Smith & Wesson 442 holsters can be divided into four categories by use: Duty holsters (worn by police uniformed officers and security), Tactical holsters (worn by military, security and law enforcement), Concealment holsters (worn by peace officers, private persons) and Sporting holsters (worn for shooting sports, hunting).
Choosing the proper Smith & Wesson 442 holster for your handgun is just as important as choosing the right handgun to fit your needs.
Now is not time to get cheap, your Smith & Wesson 442 is only as good as the ability to bring it into action when necessary. Just as in handguns, all Smith & Wesson 442 holsters will not fit every need or situation that may come up.
Smith & Wesson 442 holsters are manufactured in a variety of materials including leather, nylon, kydex and in a variety of combinations.
What Makes a Great Smith & Wesson Model 442 - 2" Holster
Carrying on the strong side hip is considered to tactically be the best way to carry your handgun. Carrying strong side on the outside although is the fastest to acquire it may not be as concealable as an IWB (in the waistband) strong side carry. Other popular choices of Smith & Wesson 442 holster are: shoulder holster, ankle holster, small of the back, fanny packs and other off-body carry options.
It is also advied to check available holster options when you plan to purchase a new handgun. No matter what kind of Smith & Wesson 442 holster you are looking for, we will help you find it in best quality and reliable price here.
Smith & Wesson 442 Information
A 5-shot blued revolver, introduced in 1993 with a 51 mm (2 in) barrel and in .38 Special caliber. In 2000, Smith & Wesson changed the barrel length to 48 mm (2 in) and the caliber to .38 Special P.

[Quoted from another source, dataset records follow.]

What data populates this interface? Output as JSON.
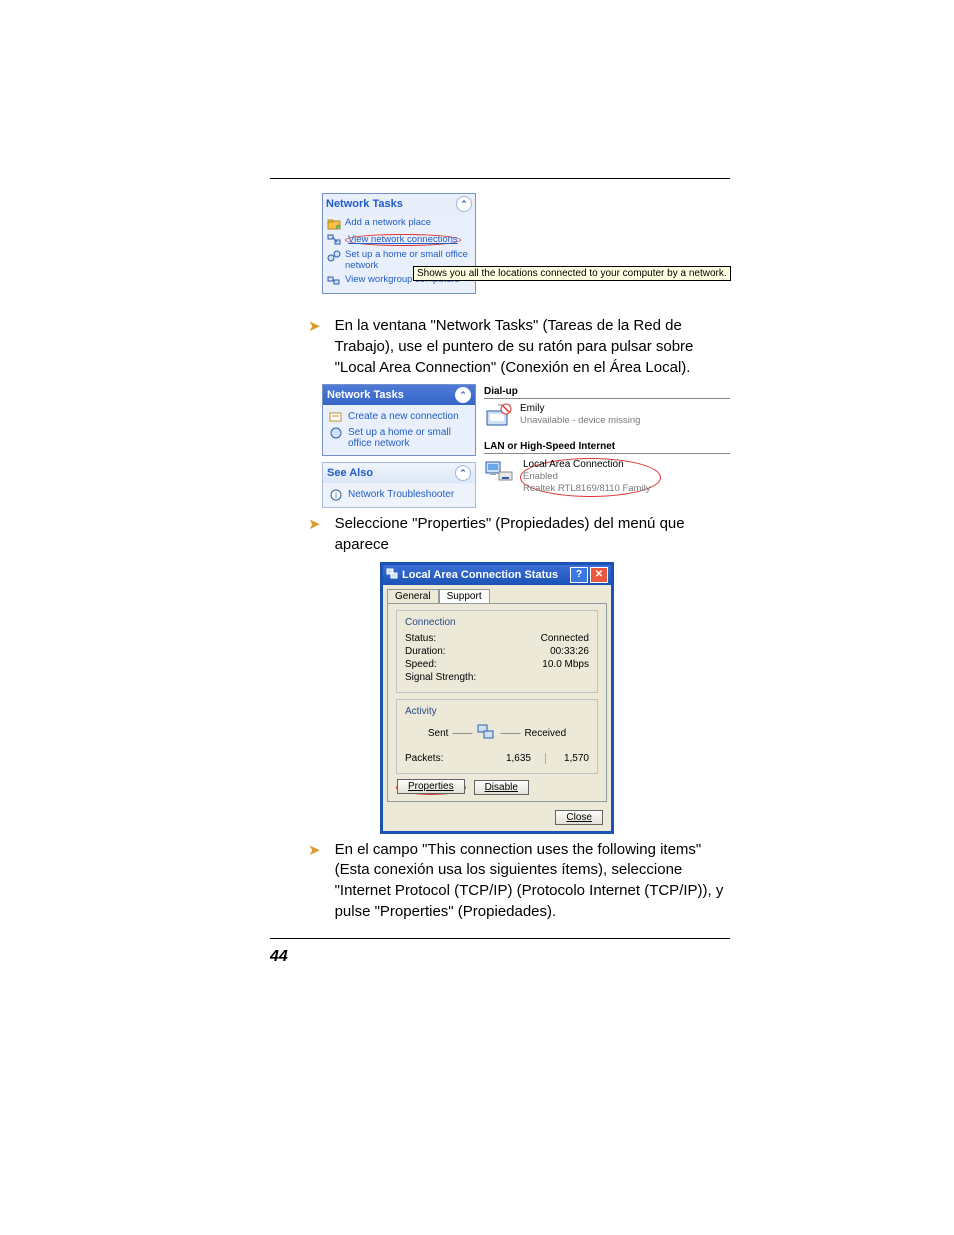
{
  "bullets": [
    "En la ventana \"Network Tasks\" (Tareas de la Red de Trabajo), use el puntero de su ratón para pulsar sobre \"Local Area Connection\" (Conexión en el Área Local).",
    "Seleccione \"Properties\" (Propiedades) del menú que aparece",
    "En el campo \"This connection uses the following items\" (Esta conexión usa los siguientes ítems), seleccione \"Internet Protocol (TCP/IP) (Protocolo Internet (TCP/IP)), y pulse \"Properties\" (Propiedades)."
  ],
  "page_number": "44",
  "fig1": {
    "header": "Network Tasks",
    "items": [
      "Add a network place",
      "View network connections",
      "Set up a home or small office network",
      "View workgroup computers"
    ],
    "tooltip": "Shows you all the locations connected to your computer by a network."
  },
  "fig2": {
    "nt_hdr": "Network Tasks",
    "nt_items": [
      "Create a new connection",
      "Set up a home or small office network"
    ],
    "sa_hdr": "See Also",
    "sa_items": [
      "Network Troubleshooter"
    ],
    "group1": "Dial-up",
    "dialup": {
      "name": "Emily",
      "status": "Unavailable - device missing"
    },
    "group2": "LAN or High-Speed Internet",
    "lan": {
      "name": "Local Area Connection",
      "status": "Enabled",
      "device": "Realtek RTL8169/8110 Family"
    }
  },
  "dlg": {
    "title": "Local Area Connection Status",
    "tab1": "General",
    "tab2": "Support",
    "legend1": "Connection",
    "status_l": "Status:",
    "status_v": "Connected",
    "dur_l": "Duration:",
    "dur_v": "00:33:26",
    "spd_l": "Speed:",
    "spd_v": "10.0 Mbps",
    "sig_l": "Signal Strength:",
    "legend2": "Activity",
    "sent": "Sent",
    "recv": "Received",
    "pkt_l": "Packets:",
    "pkt_s": "1,635",
    "pkt_r": "1,570",
    "btn_props": "Properties",
    "btn_dis": "Disable",
    "btn_close": "Close"
  }
}
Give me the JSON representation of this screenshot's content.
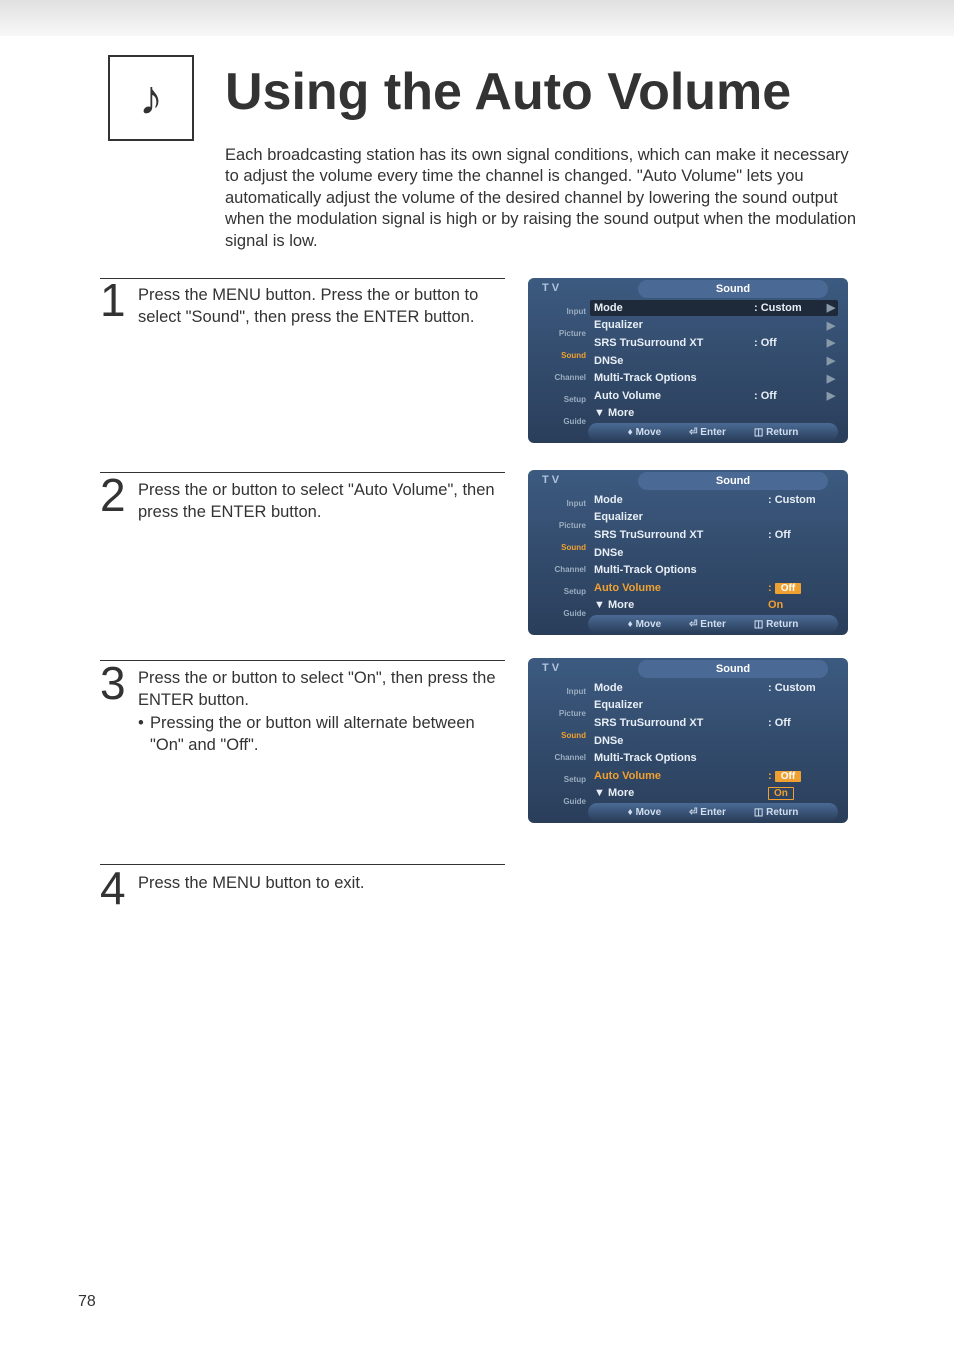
{
  "header": {
    "icon_name": "sound-note-icon",
    "title": "Using the Auto Volume",
    "intro": "Each broadcasting station has its own signal conditions, which can make it necessary to adjust the volume every time the channel is changed. \"Auto Volume\" lets you automatically adjust the volume of the desired channel by lowering the sound output when the modulation signal is high or by raising the sound output when the modulation signal is low."
  },
  "steps": {
    "one": {
      "num": "1",
      "body": "Press the MENU button. Press the     or     button to select \"Sound\", then press the ENTER button."
    },
    "two": {
      "num": "2",
      "body": "Press the     or     button to select \"Auto Volume\", then press the ENTER button."
    },
    "three": {
      "num": "3",
      "line1": "Press the     or     button to select \"On\", then press the ENTER button.",
      "bullet": "Pressing the     or     button will alternate between \"On\" and \"Off\"."
    },
    "four": {
      "num": "4",
      "body": "Press the MENU button to exit."
    }
  },
  "osd_common": {
    "tv": "T V",
    "title": "Sound",
    "sidebar": [
      "Input",
      "Picture",
      "Sound",
      "Channel",
      "Setup",
      "Guide"
    ],
    "footer": {
      "move": "Move",
      "enter": "Enter",
      "return": "Return"
    }
  },
  "osd1": {
    "rows": [
      {
        "left": "Mode",
        "right": ": Custom",
        "arrow": "▶",
        "first": true
      },
      {
        "left": "Equalizer",
        "right": "",
        "arrow": "▶"
      },
      {
        "left": "SRS TruSurround XT",
        "right": ": Off",
        "arrow": "▶"
      },
      {
        "left": "DNSe",
        "right": "",
        "arrow": "▶"
      },
      {
        "left": "Multi-Track Options",
        "right": "",
        "arrow": "▶"
      },
      {
        "left": "Auto Volume",
        "right": ": Off",
        "arrow": "▶"
      },
      {
        "left": "▼ More",
        "right": "",
        "arrow": ""
      }
    ]
  },
  "osd2": {
    "rows": [
      {
        "left": "Mode",
        "right": ": Custom"
      },
      {
        "left": "Equalizer",
        "right": ""
      },
      {
        "left": "SRS TruSurround XT",
        "right": ": Off"
      },
      {
        "left": "DNSe",
        "right": ""
      },
      {
        "left": "Multi-Track Options",
        "right": ""
      },
      {
        "left": "Auto Volume",
        "right_prefix": ":",
        "box": "Off",
        "hl": true
      },
      {
        "left": "▼ More",
        "on_below": "On"
      }
    ]
  },
  "osd3": {
    "rows": [
      {
        "left": "Mode",
        "right": ": Custom"
      },
      {
        "left": "Equalizer",
        "right": ""
      },
      {
        "left": "SRS TruSurround XT",
        "right": ": Off"
      },
      {
        "left": "DNSe",
        "right": ""
      },
      {
        "left": "Multi-Track Options",
        "right": ""
      },
      {
        "left": "Auto Volume",
        "right_prefix": ":",
        "box_off": "Off",
        "hl": true
      },
      {
        "left": "▼ More",
        "box_on": "On"
      }
    ]
  },
  "page_number": "78"
}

The total length is 160 mm ( 6 ¼ in) and it weights 425 g (15 oz). This revolver has an alloy frame, with a steel cylinder and barrel.
This frame time is known as the JC ( C or concealed) because the hammer is hidden in the high frame back. The 442 Centennial Airweight is a double action only revolver, because the hammer cannot be cocked by hand.
In 1993 the name 'Airweight' was inscribed on the barrel, this year later changed to a laser engraving located on the right hand side of the frame. This model is still in production. The version with an alloy frame and a stainless steel cylinder has the model name 642Centenial Airweight. This revolver in 'stainless look' has the same dimensions and weight as Model442. In addition, there is also the Model 642 Centennial Airweight Lady Smith with an Uncle Mike's Dymondwood grip.